Chine: Bo Xilai condamné à la prison à vie
Reuters

IBo Xilai, l'ex-dirigeant chinois à l'origine du plus vaste scandale politico-criminel qu'ait connu le régime depuis la fin de la révolution culturelle, a été condamné dimanche 22 septembre à la prison à vie. "La cour prononce une peine de prison à vie avec privation permanente des droits politiques", indique l'énoncé du jugement rendu public sur Sina Weibo, un équivalent chinois de Twitter, par le tribunal de Jinan, la capitale de la province du Shandong (est), où son procès délocalisé s'était tenu le mois dernier.

Bo Xilai a été condamné pour corruption, détournement de fonds et abus de pouvoir, notamment dans l'affaire de l'assassinat par son épouse Gu Kailai de l'homme d'affaires britannique Neil Heywood. La cour "condamne Bo à 15 ans d'emprisonnement pour détournement de fonds et à 7 ans pour abus de pouvoir", détaille encore la sentence, ajoutant que "tous ses biens sont confisqués".

Un verdict sévère

Ce verdict --particulièrement sévère-- tire un trait définitif sur la carrière du plus haut responsable politique --il était membre jusqu'à l'an dernier du Bureau politique du Parti communiste chinois (PCC)-- traduit en justice depuis la condamnation en 1998 de l'ex-maire de Pékin, Chen Xitong, et celle du maire de Shanghai, Chen Liangyu, en 2008, tous deux pour corruption.
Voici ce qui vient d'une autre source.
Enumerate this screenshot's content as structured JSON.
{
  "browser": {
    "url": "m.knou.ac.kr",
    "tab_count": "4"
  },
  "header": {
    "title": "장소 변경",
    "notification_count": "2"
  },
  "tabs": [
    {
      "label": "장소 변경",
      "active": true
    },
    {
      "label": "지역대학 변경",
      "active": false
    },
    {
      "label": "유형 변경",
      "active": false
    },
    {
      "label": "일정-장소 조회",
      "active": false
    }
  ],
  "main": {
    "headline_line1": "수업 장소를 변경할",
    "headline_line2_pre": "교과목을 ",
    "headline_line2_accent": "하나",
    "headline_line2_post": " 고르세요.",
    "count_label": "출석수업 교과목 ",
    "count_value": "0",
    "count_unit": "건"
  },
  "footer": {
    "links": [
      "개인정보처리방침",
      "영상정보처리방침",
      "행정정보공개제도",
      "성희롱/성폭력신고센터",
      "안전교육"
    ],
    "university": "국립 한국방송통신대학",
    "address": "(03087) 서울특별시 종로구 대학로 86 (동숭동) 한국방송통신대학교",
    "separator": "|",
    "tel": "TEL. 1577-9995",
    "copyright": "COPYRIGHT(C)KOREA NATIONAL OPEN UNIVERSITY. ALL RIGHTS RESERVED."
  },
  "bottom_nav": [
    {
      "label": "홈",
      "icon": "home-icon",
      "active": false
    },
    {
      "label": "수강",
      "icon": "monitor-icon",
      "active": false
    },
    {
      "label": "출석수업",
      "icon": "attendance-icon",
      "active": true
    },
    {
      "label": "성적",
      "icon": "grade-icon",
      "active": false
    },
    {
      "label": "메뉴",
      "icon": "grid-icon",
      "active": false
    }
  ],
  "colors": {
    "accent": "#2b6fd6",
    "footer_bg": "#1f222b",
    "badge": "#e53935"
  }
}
Lors de son procès en août, il avait été accusé d'avoir empoché pour plus de 2,6 millions d'euros de pots-de-vin et détourné des fonds publics d'une valeur de plus de 600.000 euros, notamment pour l'acquisition en 2001 d'une villa à Cannes, sur la côte d'Azur française, gérée par Neil Heywood et un homme d'affaires français, Patrick Devillers.

Ambitieux et charismatique, un temps perçu comme un rival de l'actuel président Xi Jinping, cet ancien ministre du Commerce avait pris la tête en 2007 de l'immense métropole de Chongqing (sud-ouest) dont il est parvenu à faire un pôle économique majeur.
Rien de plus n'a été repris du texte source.